Ma dov’è finita la critica come educazione? Dov’è finito il mestiere del critico come traghettatore del buon senso, di un criterio, della riflessione universale, assoluta? Moltiplicando i punti di vista non si aiuta il lettore, ma si fomenta l’idea già fin troppo diffusa che il cinema sia la palestra più facile e accessibile del mondo. L’assortimento polisemico della critica genera incertezza: tanto che se qualcuno di buzzo buono vuole trovare un conforto, non sa che pesci pigliare. Come può costui decidere dove sta la verità, se di un film ne legge cinque diverse? Non è così che si rispetta la capacità di discernimento del lettore: davanti all’esposizione sensazionalistica di varie leccornie, tutte molto ghiotte, c’è il rischio che il cliente faccia un’abbuffata nauseante, o scappi disgustato. E lo si può ben capire, se non si sa decidere.
Ho sempre creduto che la critica, quella vera, quella fondata su una proporzione coerente di tempo e pratica, fosse un esercizio capace di vincolare lo sguardo, piuttosto che liberarlo alla mercé di chiunque. D’altronde è più comodo lasciarsi sedurre dalla quantità, invece che dalla qualità. Ma non c’è soluzione: se invochi l’autorevolezza, sei un ingenuo; se credi nella fiducia, lo sei altrettanto. Che critica è quella del chiacchiericcio da bar? Quella che colma le distanze fra cinema, politica, calcio, Papa?
Non c’è più nessuna differenza fra l’eccitazione per The Wolf of Wall Street e l’indignazione per l’ennesima vicenda del governo: è tutto uguale, ha tutto la medesima caratura, nella dialettica dei social network – l’ultima frontiera della critica, la slabbratura definitiva della stessa in un coro di ugole – finisce tutto per avere la medesima importanza. Quand’anche si volesse prendere la strada più impegnata dell’immaginario, senza scadere nei singoli ovvi sì e no, la critica rimarrebbe l’autoerotismo di un nerd intellettuale (e non è un ossimoro). Mettiamone insieme più d’uno, e il risultato è un rapporto di scambisti appartenenti alla casta. Inbreeding. Critica endogamica: è un’orgetta esclusiva dove i corpi e i volti si confondono e si mescolano, come in Society di Yuzna.

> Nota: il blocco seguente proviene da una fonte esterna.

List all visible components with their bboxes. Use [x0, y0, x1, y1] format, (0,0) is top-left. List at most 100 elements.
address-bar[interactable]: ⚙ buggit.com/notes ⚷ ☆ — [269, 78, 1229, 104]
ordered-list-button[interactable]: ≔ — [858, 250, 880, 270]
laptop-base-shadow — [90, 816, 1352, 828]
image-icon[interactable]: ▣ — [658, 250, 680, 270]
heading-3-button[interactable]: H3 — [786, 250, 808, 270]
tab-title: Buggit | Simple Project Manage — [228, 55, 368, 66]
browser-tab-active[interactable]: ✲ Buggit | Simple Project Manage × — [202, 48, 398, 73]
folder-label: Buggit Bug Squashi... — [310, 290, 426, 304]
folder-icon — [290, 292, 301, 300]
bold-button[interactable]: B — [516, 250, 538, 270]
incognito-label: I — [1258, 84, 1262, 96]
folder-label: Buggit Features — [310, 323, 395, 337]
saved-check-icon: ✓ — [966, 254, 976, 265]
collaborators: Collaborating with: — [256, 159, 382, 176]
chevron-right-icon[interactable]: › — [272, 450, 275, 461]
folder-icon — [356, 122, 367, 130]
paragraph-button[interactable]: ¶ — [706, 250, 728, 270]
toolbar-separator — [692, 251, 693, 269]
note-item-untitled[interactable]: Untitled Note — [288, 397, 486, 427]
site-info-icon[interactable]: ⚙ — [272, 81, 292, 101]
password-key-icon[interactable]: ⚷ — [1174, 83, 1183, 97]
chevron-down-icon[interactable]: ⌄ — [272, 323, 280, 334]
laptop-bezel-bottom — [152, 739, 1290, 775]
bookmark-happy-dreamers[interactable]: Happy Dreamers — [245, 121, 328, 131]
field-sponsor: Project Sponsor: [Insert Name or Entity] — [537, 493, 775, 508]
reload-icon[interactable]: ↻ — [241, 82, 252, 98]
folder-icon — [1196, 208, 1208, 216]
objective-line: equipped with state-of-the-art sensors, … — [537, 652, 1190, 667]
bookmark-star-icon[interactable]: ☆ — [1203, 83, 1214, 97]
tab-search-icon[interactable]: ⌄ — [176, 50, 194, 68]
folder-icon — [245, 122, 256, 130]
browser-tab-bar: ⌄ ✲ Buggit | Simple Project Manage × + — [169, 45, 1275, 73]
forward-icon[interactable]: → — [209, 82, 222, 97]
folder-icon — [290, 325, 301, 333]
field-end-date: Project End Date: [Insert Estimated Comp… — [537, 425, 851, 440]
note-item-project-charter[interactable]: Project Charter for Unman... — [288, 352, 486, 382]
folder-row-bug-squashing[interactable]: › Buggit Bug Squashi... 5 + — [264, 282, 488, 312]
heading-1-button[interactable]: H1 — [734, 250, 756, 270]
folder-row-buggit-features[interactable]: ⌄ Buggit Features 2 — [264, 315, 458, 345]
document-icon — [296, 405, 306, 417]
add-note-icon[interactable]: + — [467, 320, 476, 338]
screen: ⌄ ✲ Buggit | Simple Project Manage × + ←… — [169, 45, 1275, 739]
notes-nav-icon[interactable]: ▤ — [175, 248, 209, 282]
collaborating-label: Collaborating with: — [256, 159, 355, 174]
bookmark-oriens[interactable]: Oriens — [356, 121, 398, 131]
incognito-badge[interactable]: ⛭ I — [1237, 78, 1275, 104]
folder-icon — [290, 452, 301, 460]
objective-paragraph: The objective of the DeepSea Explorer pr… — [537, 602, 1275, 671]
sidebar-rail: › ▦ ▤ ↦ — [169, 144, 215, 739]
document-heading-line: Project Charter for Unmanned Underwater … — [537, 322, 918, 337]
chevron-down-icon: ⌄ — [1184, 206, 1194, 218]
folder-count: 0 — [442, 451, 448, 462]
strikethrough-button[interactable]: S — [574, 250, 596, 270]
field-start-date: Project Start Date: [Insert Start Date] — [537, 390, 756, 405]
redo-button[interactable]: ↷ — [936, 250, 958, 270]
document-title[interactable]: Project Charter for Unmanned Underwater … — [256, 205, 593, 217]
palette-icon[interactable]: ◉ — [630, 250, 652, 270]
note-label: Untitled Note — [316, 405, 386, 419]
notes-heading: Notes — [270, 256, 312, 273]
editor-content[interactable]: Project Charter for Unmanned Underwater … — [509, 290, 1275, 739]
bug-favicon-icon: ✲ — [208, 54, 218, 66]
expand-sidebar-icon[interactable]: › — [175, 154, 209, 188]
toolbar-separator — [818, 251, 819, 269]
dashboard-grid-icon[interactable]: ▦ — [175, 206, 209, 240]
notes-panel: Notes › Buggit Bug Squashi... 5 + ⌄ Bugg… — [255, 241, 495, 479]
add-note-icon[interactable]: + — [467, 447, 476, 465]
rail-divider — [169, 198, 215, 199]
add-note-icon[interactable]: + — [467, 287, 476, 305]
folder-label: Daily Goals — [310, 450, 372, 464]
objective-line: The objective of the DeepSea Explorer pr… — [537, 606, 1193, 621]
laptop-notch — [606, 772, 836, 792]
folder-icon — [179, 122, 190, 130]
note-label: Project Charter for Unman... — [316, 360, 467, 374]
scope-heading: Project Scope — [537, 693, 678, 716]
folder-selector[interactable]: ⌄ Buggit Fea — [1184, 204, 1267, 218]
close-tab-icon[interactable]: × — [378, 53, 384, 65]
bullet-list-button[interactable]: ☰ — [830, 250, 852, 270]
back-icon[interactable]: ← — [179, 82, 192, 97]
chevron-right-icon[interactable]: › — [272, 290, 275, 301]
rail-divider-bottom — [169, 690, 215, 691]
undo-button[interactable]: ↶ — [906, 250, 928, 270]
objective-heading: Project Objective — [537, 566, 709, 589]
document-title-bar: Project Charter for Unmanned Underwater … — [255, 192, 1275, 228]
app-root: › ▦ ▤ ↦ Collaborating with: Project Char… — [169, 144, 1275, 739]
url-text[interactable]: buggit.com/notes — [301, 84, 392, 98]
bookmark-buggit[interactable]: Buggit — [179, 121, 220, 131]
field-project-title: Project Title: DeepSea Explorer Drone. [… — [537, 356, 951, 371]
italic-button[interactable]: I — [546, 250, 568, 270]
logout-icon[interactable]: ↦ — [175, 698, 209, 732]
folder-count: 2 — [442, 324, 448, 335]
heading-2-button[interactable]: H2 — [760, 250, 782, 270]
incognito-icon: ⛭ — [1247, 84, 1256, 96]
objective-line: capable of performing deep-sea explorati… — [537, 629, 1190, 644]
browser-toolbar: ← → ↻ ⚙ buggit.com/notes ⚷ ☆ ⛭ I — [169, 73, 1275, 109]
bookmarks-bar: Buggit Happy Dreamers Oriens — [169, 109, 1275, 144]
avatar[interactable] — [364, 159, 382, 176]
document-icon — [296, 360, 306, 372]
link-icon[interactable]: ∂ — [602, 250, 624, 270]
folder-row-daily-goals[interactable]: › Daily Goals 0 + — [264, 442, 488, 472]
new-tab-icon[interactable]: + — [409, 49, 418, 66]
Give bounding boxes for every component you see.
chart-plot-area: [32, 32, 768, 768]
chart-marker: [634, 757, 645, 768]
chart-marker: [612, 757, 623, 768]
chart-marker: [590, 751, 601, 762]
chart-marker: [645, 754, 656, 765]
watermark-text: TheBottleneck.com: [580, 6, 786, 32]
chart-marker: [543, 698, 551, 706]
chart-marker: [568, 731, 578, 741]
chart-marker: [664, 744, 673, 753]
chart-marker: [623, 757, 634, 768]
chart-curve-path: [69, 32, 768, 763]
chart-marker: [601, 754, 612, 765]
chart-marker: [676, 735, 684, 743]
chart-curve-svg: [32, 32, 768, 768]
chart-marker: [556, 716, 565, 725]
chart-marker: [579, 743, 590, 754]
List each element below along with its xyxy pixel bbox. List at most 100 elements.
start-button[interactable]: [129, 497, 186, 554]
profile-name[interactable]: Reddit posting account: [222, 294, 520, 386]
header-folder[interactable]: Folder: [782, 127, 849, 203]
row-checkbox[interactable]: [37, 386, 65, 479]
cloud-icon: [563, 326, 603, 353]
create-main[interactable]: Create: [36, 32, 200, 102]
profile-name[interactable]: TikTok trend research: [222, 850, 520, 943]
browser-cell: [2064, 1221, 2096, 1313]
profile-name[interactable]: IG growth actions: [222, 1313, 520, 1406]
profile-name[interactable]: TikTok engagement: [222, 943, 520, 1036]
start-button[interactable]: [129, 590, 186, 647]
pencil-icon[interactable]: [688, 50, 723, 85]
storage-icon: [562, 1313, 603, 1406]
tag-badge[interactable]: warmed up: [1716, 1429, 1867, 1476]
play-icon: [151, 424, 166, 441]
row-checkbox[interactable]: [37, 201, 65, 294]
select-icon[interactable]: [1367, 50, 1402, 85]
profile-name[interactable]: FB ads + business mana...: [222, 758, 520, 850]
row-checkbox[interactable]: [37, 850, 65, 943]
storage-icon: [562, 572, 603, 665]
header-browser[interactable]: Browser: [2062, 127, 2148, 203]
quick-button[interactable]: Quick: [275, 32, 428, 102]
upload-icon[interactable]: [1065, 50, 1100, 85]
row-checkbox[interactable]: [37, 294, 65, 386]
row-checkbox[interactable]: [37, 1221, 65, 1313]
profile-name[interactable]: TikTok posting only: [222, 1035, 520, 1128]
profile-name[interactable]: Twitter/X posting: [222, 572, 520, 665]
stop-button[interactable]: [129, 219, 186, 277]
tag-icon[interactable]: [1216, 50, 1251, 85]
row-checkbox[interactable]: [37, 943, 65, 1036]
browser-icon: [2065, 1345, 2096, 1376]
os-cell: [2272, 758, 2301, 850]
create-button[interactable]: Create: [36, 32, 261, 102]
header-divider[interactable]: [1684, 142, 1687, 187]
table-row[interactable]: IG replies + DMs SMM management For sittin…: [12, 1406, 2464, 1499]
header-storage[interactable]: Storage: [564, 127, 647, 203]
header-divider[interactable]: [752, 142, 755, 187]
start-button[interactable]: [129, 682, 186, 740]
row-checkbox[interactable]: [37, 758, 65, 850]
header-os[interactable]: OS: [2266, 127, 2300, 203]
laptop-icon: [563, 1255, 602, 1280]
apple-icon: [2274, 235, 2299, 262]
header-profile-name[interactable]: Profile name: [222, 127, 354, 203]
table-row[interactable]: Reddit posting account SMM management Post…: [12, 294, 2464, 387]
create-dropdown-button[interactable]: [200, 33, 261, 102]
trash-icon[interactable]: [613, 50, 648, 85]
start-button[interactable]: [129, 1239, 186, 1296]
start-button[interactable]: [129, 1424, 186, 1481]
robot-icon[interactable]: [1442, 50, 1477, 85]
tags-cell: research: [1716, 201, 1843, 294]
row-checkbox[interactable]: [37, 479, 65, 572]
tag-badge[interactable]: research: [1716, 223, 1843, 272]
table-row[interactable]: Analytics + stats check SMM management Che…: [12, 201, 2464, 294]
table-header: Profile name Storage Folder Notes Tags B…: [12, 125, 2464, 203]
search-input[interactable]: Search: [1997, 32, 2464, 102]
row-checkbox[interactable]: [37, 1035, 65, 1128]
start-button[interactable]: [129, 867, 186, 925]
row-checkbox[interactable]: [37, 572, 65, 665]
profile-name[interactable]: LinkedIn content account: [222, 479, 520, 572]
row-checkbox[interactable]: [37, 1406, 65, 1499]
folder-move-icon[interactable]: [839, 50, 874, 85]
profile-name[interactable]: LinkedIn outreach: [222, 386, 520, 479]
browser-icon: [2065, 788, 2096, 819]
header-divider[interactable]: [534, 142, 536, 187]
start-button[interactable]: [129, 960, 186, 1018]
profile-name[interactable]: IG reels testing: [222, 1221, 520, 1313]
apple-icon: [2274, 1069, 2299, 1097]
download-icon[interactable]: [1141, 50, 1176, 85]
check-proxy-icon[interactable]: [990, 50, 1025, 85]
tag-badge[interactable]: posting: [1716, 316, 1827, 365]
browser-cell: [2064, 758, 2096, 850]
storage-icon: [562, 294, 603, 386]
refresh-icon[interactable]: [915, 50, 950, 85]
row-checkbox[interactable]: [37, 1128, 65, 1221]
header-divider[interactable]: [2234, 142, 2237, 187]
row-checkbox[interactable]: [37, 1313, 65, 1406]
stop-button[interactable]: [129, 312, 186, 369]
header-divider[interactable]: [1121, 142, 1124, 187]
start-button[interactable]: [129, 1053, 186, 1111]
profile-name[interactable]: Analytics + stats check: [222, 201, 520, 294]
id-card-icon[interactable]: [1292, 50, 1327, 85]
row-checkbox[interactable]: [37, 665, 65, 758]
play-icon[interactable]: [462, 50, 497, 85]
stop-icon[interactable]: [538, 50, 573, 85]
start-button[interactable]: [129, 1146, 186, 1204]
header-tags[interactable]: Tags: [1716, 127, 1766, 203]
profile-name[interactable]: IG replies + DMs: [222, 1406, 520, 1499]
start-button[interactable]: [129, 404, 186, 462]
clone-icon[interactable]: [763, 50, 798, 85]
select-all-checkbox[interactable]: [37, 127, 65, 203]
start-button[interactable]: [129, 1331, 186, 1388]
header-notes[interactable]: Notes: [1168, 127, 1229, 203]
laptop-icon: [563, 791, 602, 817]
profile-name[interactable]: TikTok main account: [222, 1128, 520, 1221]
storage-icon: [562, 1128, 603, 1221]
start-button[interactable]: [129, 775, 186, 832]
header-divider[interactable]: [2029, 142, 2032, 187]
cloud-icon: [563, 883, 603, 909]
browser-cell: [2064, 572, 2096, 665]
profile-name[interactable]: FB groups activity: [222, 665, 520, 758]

Ma la critica non è (soprattutto?) una questione di firma? Di identità? Perché io sono cresciuto leggendo e studiando i miei critici preferiti (due, tre, non tutti, non chiunque), che mi hanno fiancheggiato nella formazione di un pensiero (critico), mentre oggi vige l’ideologia antologica come modulo democratico? È una finta libertà che si concede: il lettore veste i panni poco piacevoli del mendicante, con la mano tesa verso chi ha una generosità tale da offrire la propria corrispondenza. Ma chi lo dice che la mano sarà riempita? Il pericolo è che questo povero lettore, così bisognoso e così aperto, si ritrovi con un pugno di mosche, e rincasi mesto dopo una giornata spesa a osservare passanti ben truccati ma poco disponibili a fermarsi.
Come posso dunque appassionarmi e addirittura innamorami del cinema, oggi, se la critica segue le logiche e le dinamiche del mercato, dove per giunta si va per comprare a prezzo più basso? Non mi piace la critica come vendita al dettaglio: vorrei tornare alla critica cattedratica (apriti cielo!), quella che si insegna sui banchi di scuola, rappresentata da qualcuno che s’è fatto le ossa sul campo, e non cibandosi delle ossa piccine di bipedi da batteria che crepano dopo aver strillato con 140 caratteri.
Vorrei recuperare dall’oblio la figura del critico come voce solista a cui affidare il mio batticuore: sarà pure un’attitudine da ragazzina in calore, ma se anche Scorsese si entusiasma per gli One Direction, non posso che sentirmi in buona compagnia.